India’s first attempt to get Azhar listed as a terrorist at the UN came in 2009, seven years after his JeM group was designated as a terrorist outfit by the UN. The UN action had come after it joined hands with the Lashkar-e-Taiba to launch an attack on the Indian parliament in December 2001.
Big,small, all join together.
Masood Azhar designated as a terrorist in @UN Sanctions list
Since 2016, New Delhi has made concerted efforts to get Azhar named a terrorist following a series of attacks on Indian military installations in Kashmir, all of which were blamed on his group. But all of India’s efforts came to nought with China—an all-weather friend of Pakistan—blocking the efforts.
The latest attempt to ensure Azhar was banned by the UN came in the form of a proposal moved by France in February following the Pulwama attack in which a suicide bomber rammed a car full of explosives into a bus carrying security personnel.The JeM claimed responsibility for the attack.

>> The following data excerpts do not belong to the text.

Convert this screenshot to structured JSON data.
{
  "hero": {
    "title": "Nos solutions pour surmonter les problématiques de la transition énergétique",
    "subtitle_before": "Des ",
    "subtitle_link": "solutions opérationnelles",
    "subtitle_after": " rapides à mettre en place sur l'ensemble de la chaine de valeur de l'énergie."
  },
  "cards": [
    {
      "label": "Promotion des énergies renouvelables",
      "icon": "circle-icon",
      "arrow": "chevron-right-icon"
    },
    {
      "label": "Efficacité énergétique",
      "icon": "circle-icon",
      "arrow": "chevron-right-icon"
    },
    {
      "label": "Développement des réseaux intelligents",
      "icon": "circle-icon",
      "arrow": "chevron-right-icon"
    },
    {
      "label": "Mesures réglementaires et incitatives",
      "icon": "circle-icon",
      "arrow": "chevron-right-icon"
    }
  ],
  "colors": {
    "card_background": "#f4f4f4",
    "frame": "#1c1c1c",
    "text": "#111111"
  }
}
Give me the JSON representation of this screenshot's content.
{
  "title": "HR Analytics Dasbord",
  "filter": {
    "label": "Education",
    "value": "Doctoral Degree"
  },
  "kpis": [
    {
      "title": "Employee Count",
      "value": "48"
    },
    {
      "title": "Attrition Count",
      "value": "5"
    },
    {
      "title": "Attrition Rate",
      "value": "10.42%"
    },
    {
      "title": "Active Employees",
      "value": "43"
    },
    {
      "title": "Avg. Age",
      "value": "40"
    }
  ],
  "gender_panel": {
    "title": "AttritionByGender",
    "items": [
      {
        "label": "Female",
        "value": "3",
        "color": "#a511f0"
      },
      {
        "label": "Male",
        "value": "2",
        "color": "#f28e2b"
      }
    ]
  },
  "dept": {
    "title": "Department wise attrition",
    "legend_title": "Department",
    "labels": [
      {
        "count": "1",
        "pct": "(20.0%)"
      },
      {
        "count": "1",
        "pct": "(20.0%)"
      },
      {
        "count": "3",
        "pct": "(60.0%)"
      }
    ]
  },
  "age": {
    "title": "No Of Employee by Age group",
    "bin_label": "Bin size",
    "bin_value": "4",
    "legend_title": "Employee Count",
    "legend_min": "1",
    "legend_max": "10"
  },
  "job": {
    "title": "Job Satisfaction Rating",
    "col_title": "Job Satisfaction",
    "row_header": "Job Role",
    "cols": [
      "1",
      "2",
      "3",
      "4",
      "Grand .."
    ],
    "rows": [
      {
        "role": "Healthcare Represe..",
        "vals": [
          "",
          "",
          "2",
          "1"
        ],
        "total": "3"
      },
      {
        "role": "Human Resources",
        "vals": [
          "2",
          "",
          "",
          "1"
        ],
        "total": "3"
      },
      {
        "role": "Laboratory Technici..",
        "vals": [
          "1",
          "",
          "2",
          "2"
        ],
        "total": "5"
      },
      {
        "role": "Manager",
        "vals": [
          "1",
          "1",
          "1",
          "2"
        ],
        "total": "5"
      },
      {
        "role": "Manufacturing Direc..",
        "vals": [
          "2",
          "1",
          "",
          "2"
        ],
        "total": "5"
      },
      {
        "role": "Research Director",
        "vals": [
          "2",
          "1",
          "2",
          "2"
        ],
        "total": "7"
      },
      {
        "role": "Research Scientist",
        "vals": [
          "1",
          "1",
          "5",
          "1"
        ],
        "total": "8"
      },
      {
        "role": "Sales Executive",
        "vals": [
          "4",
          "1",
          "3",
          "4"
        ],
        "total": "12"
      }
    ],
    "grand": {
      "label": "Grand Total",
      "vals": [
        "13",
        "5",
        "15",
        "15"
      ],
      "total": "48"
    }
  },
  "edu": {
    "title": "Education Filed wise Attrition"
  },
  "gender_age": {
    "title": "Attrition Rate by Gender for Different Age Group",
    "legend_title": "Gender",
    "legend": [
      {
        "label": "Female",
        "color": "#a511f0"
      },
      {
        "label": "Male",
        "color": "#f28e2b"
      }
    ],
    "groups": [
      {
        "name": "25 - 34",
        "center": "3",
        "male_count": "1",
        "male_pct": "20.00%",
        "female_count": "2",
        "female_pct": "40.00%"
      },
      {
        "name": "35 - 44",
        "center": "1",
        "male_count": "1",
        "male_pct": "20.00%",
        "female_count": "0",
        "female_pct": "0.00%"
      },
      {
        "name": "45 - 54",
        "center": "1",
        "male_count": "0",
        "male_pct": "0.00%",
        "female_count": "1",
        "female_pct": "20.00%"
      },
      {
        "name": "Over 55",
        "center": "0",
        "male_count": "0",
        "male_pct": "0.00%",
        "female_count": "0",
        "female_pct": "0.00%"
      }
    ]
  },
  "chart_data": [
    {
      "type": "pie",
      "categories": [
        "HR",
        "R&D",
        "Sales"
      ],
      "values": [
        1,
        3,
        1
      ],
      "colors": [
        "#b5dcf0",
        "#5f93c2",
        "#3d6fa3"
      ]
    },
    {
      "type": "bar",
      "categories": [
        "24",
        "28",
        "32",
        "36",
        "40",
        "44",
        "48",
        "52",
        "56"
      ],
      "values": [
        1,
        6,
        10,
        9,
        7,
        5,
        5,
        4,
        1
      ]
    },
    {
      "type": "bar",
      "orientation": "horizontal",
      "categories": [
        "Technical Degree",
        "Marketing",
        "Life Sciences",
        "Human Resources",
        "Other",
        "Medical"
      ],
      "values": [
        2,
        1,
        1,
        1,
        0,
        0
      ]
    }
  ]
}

The French proposal was supported by the US and the UK, but China on 13 March put a technical hold on it, stalling the move. People familiar with the developments had then said that India was “cautiously optimistic" that it would be able to persuade Beijing to give up its technical hold and that New Delhi would show patience.
India kept up its engagement with Beijing on the matter with foreign secretary Vijay Gokhale discussing the matter with Chinese foreign minister Wang Yi during a visit to China last month.
According to people familiar with the developments, the fact that the move was initiated by the US and supported by France and the UK put pressure on the Chinese. “If China had vetoed the resolution, it would have to give a public explanation for its vote—on why it was supporting a terrorist," said one of the people cited above. “Given the global sentiment on terrorism, there was a feeling that China was getting isolated," the person said.